Drs. Hsu and Gee say there are a number of ways health care providers can help address health disparities and discrimination.

“One of the most important things is when somebody says they encountered discrimination, simply take their word for it,” Dr. Gee says. “Because Asian Americans are seen as a model minority, their concerns are oftentimes dismissed. People say things like, ‘you don't have it as bad as other groups,’ or ‘you’re really smart and rich.’

“That can be true for some people but that’s not true for everybody.”

Dr. Hsu provides three cultural competency tools for mitigating disparities.
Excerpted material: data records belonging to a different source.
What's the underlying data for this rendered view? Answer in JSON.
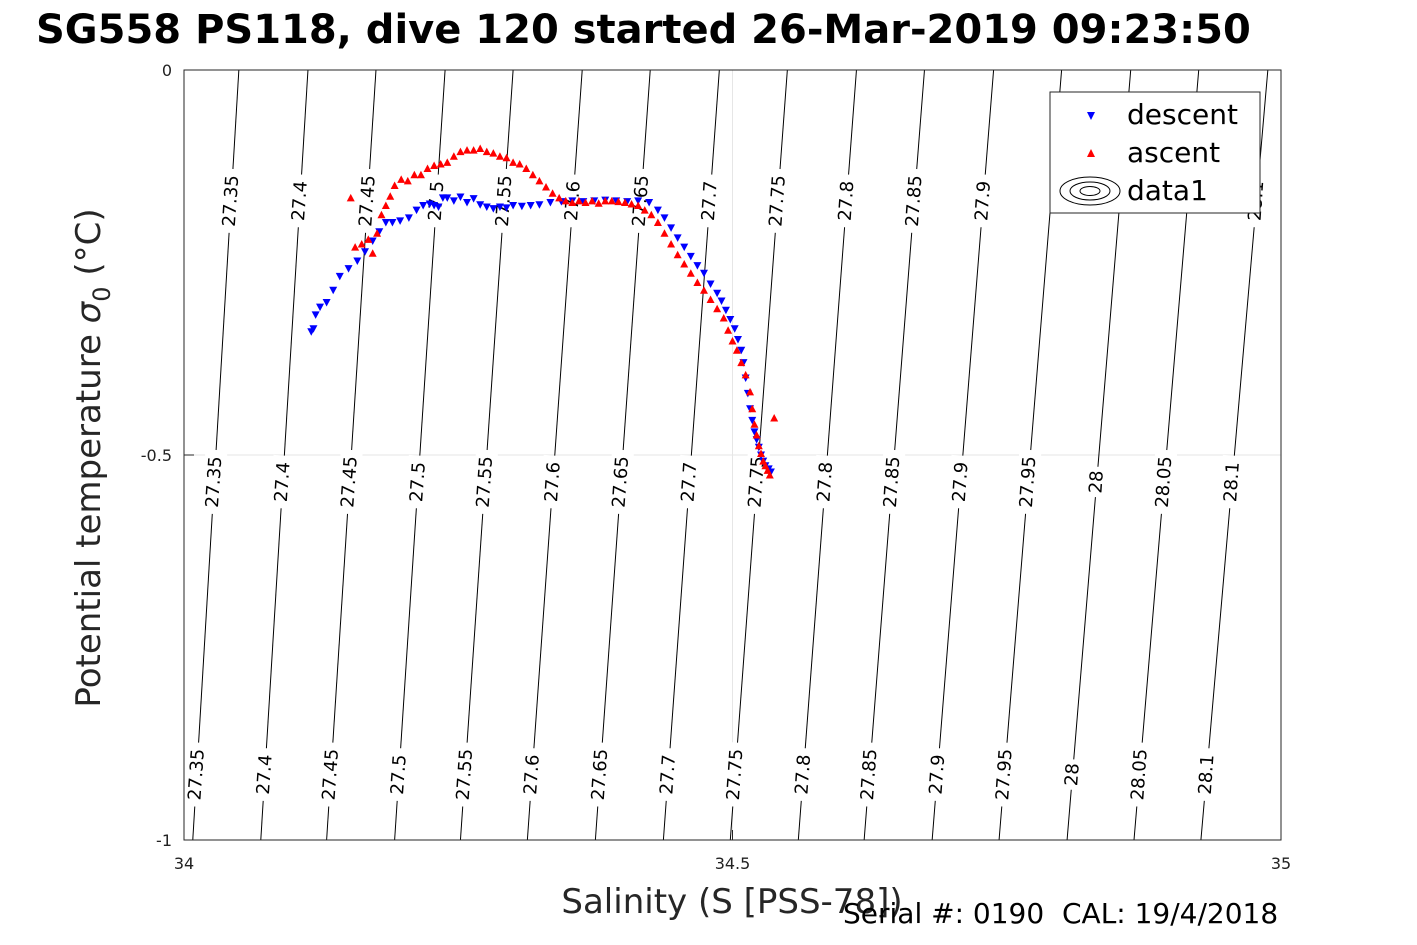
{
  "chart_data": {
    "type": "scatter",
    "title": "SG558 PS118, dive 120 started 26-Mar-2019 09:23:50",
    "xlabel": "Salinity (S [PSS-78])",
    "ylabel_prefix": "Potential temperature ",
    "ylabel_symbol": "σ",
    "ylabel_subscript": "0",
    "ylabel_suffix": " (°C)",
    "xlim": [
      34,
      35
    ],
    "ylim": [
      -1,
      0
    ],
    "xticks": [
      34,
      34.5,
      35
    ],
    "xtick_labels": [
      "34",
      "34.5",
      "35"
    ],
    "yticks": [
      0,
      -0.5,
      -1
    ],
    "ytick_labels": [
      "0",
      "-0.5",
      "-1"
    ],
    "grid": true,
    "legend_position": "top-right",
    "legend": [
      "descent",
      "ascent",
      "data1"
    ],
    "density_contours": {
      "levels": [
        27.35,
        27.4,
        27.45,
        27.5,
        27.55,
        27.6,
        27.65,
        27.7,
        27.75,
        27.8,
        27.85,
        27.9,
        27.95,
        28,
        28.05,
        28.1
      ],
      "labels": [
        "27.35",
        "27.4",
        "27.45",
        "27.5",
        "27.55",
        "27.6",
        "27.65",
        "27.7",
        "27.75",
        "27.8",
        "27.85",
        "27.9",
        "27.95",
        "28",
        "28.05",
        "28.1"
      ],
      "salinity_at_top": [
        34.05,
        34.113,
        34.175,
        34.238,
        34.3,
        34.363,
        34.425,
        34.488,
        34.55,
        34.613,
        34.675,
        34.738,
        34.8,
        34.863,
        34.925,
        34.988
      ],
      "salinity_at_bottom": [
        34.008,
        34.07,
        34.13,
        34.192,
        34.252,
        34.313,
        34.375,
        34.437,
        34.498,
        34.56,
        34.62,
        34.682,
        34.743,
        34.805,
        34.866,
        34.927
      ],
      "label_bands": [
        {
          "theta": -0.17,
          "levels": [
            "27.35",
            "27.4",
            "27.45",
            "27.5",
            "27.55",
            "27.6",
            "27.65",
            "27.7",
            "27.75",
            "27.8",
            "27.85",
            "27.9",
            "27.95",
            "28",
            "28.05",
            "28.1"
          ],
          "show": [
            true,
            true,
            true,
            true,
            true,
            true,
            true,
            true,
            true,
            true,
            true,
            true,
            false,
            false,
            false,
            true
          ]
        },
        {
          "theta": -0.535,
          "levels": [
            "27.35",
            "27.4",
            "27.45",
            "27.5",
            "27.55",
            "27.6",
            "27.65",
            "27.7",
            "27.75",
            "27.8",
            "27.85",
            "27.9",
            "27.95",
            "28",
            "28.05",
            "28.1"
          ],
          "show": [
            true,
            true,
            true,
            true,
            true,
            true,
            true,
            true,
            true,
            true,
            true,
            true,
            true,
            true,
            true,
            true
          ]
        },
        {
          "theta": -0.915,
          "levels": [
            "27.35",
            "27.4",
            "27.45",
            "27.5",
            "27.55",
            "27.6",
            "27.65",
            "27.7",
            "27.75",
            "27.8",
            "27.85",
            "27.9",
            "27.95",
            "28",
            "28.05",
            "28.1"
          ],
          "show": [
            true,
            true,
            true,
            true,
            true,
            true,
            true,
            true,
            true,
            true,
            true,
            true,
            true,
            true,
            true,
            true
          ]
        }
      ]
    },
    "series": [
      {
        "name": "descent",
        "color": "#0000ff",
        "marker": "triangle-down",
        "x": [
          34.116,
          34.118,
          34.12,
          34.124,
          34.13,
          34.136,
          34.142,
          34.15,
          34.158,
          34.165,
          34.172,
          34.178,
          34.184,
          34.19,
          34.197,
          34.205,
          34.212,
          34.218,
          34.224,
          34.228,
          34.232,
          34.236,
          34.24,
          34.246,
          34.252,
          34.258,
          34.264,
          34.27,
          34.276,
          34.282,
          34.288,
          34.294,
          34.3,
          34.308,
          34.316,
          34.324,
          34.334,
          34.344,
          34.354,
          34.364,
          34.374,
          34.384,
          34.394,
          34.404,
          34.414,
          34.424,
          34.432,
          34.438,
          34.444,
          34.45,
          34.456,
          34.462,
          34.468,
          34.474,
          34.48,
          34.486,
          34.49,
          34.494,
          34.498,
          34.502,
          34.505,
          34.508,
          34.51,
          34.512,
          34.514,
          34.516,
          34.518,
          34.52,
          34.522,
          34.524,
          34.526,
          34.528,
          34.53,
          34.533,
          34.535
        ],
        "y": [
          -0.34,
          -0.336,
          -0.318,
          -0.308,
          -0.302,
          -0.286,
          -0.268,
          -0.258,
          -0.248,
          -0.236,
          -0.222,
          -0.21,
          -0.198,
          -0.198,
          -0.196,
          -0.192,
          -0.182,
          -0.176,
          -0.174,
          -0.176,
          -0.178,
          -0.166,
          -0.166,
          -0.17,
          -0.165,
          -0.172,
          -0.167,
          -0.175,
          -0.178,
          -0.18,
          -0.178,
          -0.179,
          -0.176,
          -0.177,
          -0.176,
          -0.175,
          -0.172,
          -0.171,
          -0.17,
          -0.171,
          -0.17,
          -0.169,
          -0.17,
          -0.171,
          -0.17,
          -0.172,
          -0.182,
          -0.192,
          -0.205,
          -0.218,
          -0.23,
          -0.242,
          -0.254,
          -0.264,
          -0.278,
          -0.29,
          -0.3,
          -0.312,
          -0.324,
          -0.336,
          -0.35,
          -0.364,
          -0.38,
          -0.4,
          -0.42,
          -0.44,
          -0.455,
          -0.47,
          -0.48,
          -0.49,
          -0.5,
          -0.508,
          -0.514,
          -0.518,
          -0.522
        ]
      },
      {
        "name": "ascent",
        "color": "#ff0000",
        "marker": "triangle-up",
        "x": [
          34.152,
          34.156,
          34.162,
          34.168,
          34.172,
          34.176,
          34.18,
          34.184,
          34.188,
          34.192,
          34.198,
          34.204,
          34.21,
          34.216,
          34.222,
          34.228,
          34.234,
          34.24,
          34.246,
          34.252,
          34.258,
          34.264,
          34.27,
          34.276,
          34.282,
          34.288,
          34.294,
          34.3,
          34.306,
          34.312,
          34.318,
          34.324,
          34.33,
          34.336,
          34.342,
          34.348,
          34.354,
          34.36,
          34.366,
          34.372,
          34.378,
          34.384,
          34.39,
          34.396,
          34.402,
          34.408,
          34.414,
          34.42,
          34.426,
          34.432,
          34.438,
          34.444,
          34.45,
          34.456,
          34.462,
          34.468,
          34.474,
          34.48,
          34.486,
          34.492,
          34.496,
          34.5,
          34.504,
          34.508,
          34.512,
          34.516,
          34.518,
          34.52,
          34.522,
          34.524,
          34.526,
          34.528,
          34.53,
          34.532,
          34.534,
          34.538
        ],
        "y": [
          -0.166,
          -0.23,
          -0.226,
          -0.22,
          -0.238,
          -0.212,
          -0.188,
          -0.176,
          -0.164,
          -0.15,
          -0.142,
          -0.144,
          -0.136,
          -0.136,
          -0.128,
          -0.124,
          -0.122,
          -0.12,
          -0.112,
          -0.106,
          -0.104,
          -0.104,
          -0.102,
          -0.106,
          -0.108,
          -0.112,
          -0.114,
          -0.12,
          -0.122,
          -0.128,
          -0.136,
          -0.144,
          -0.152,
          -0.16,
          -0.166,
          -0.17,
          -0.172,
          -0.17,
          -0.172,
          -0.17,
          -0.173,
          -0.17,
          -0.17,
          -0.171,
          -0.172,
          -0.174,
          -0.176,
          -0.182,
          -0.188,
          -0.198,
          -0.212,
          -0.226,
          -0.24,
          -0.252,
          -0.264,
          -0.276,
          -0.286,
          -0.298,
          -0.31,
          -0.322,
          -0.338,
          -0.352,
          -0.364,
          -0.38,
          -0.396,
          -0.418,
          -0.44,
          -0.46,
          -0.474,
          -0.488,
          -0.498,
          -0.508,
          -0.514,
          -0.52,
          -0.526,
          -0.452
        ]
      }
    ]
  },
  "footer": {
    "serial": "Serial #: 0190  CAL: 19/4/2018"
  }
}
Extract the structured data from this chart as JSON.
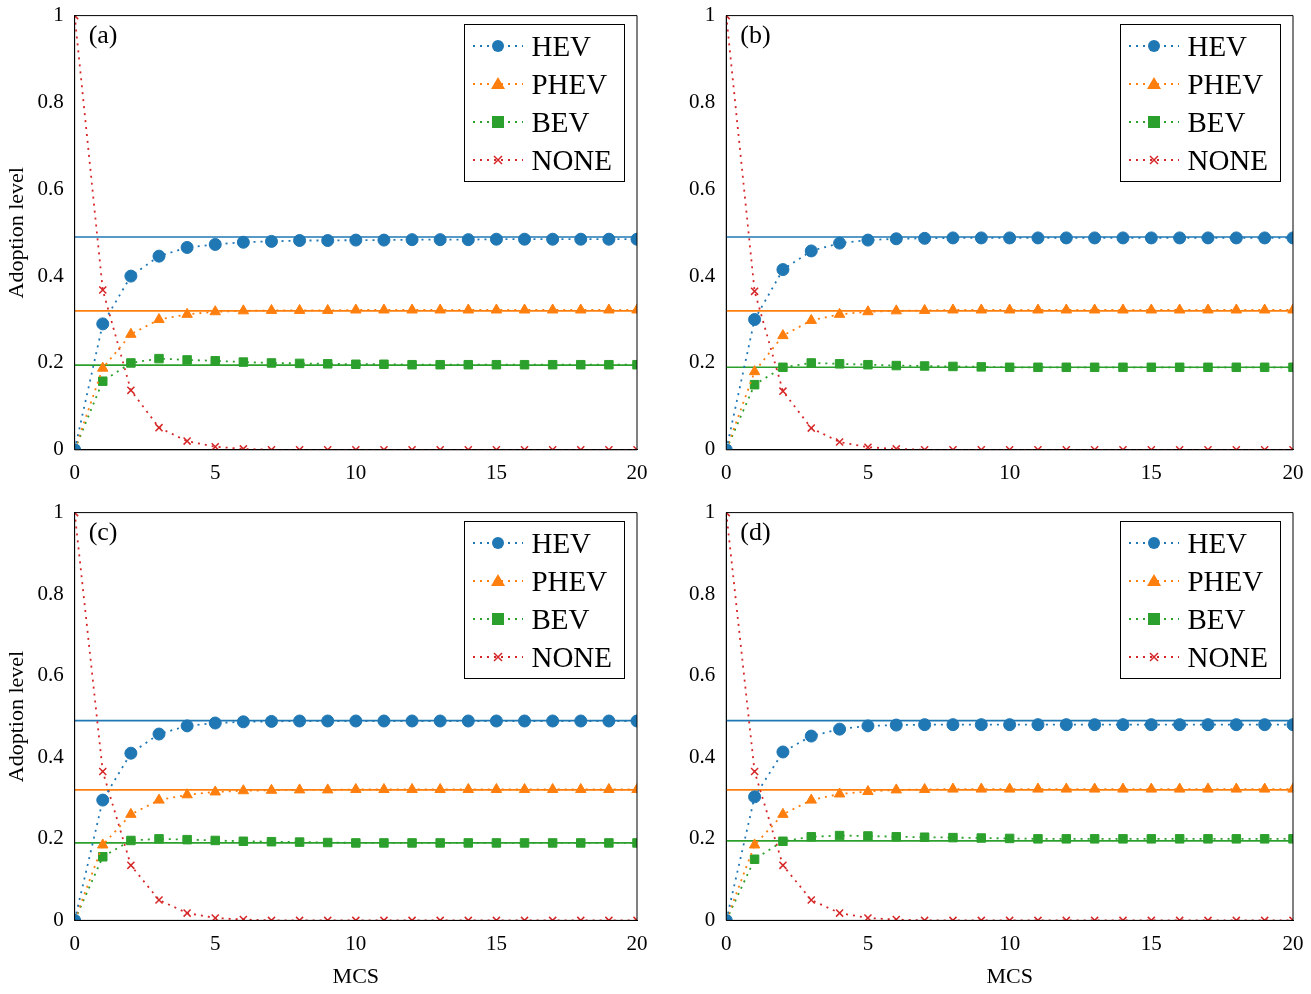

The first centers around language. “For example, if you don't speak the patient’s language, or no one on the team speaks the language, ensure that you're using an interpreter rather than trying to get by on incomplete communication.”

Second, make an effort to understand cultural differences and dynamics. For instance, in some cultures, it may be important to include a patient’s other family members in the care plan.

Lastly, Dr. Hsu says, understand the patient’s cultural relationship to their overall health and identity. For example, “you shouldn’t use blanket recommendations on how to eat healthier, but instead provide advice that the patient could reasonably achieve.”

Dr. Hsu says in both times of crisis and as a routine practice, health care systems should proactively reach out to communities that are being disproportionately burdened by discrimination and disease.

“Let them know they will be welcomed here and we understand their culture,” he says, “that we have people here who are part of their culture and we will make every attempt to ensure that they can seek care safely.”

Dr. Gee encourages all people to speak out when possible.

“One of the tools of structural racism is to keep people in place, and part of the way of keeping people in place is to demand silence and to be complicit in the face of the oppressions that we have,” he says. “If people don't talk about it, they feel like they're not entitled to their experiences – and that is part of how the racial hierarchy keeps reinventing itself.

“So, it's really important for us to speak up when we feel like we can.”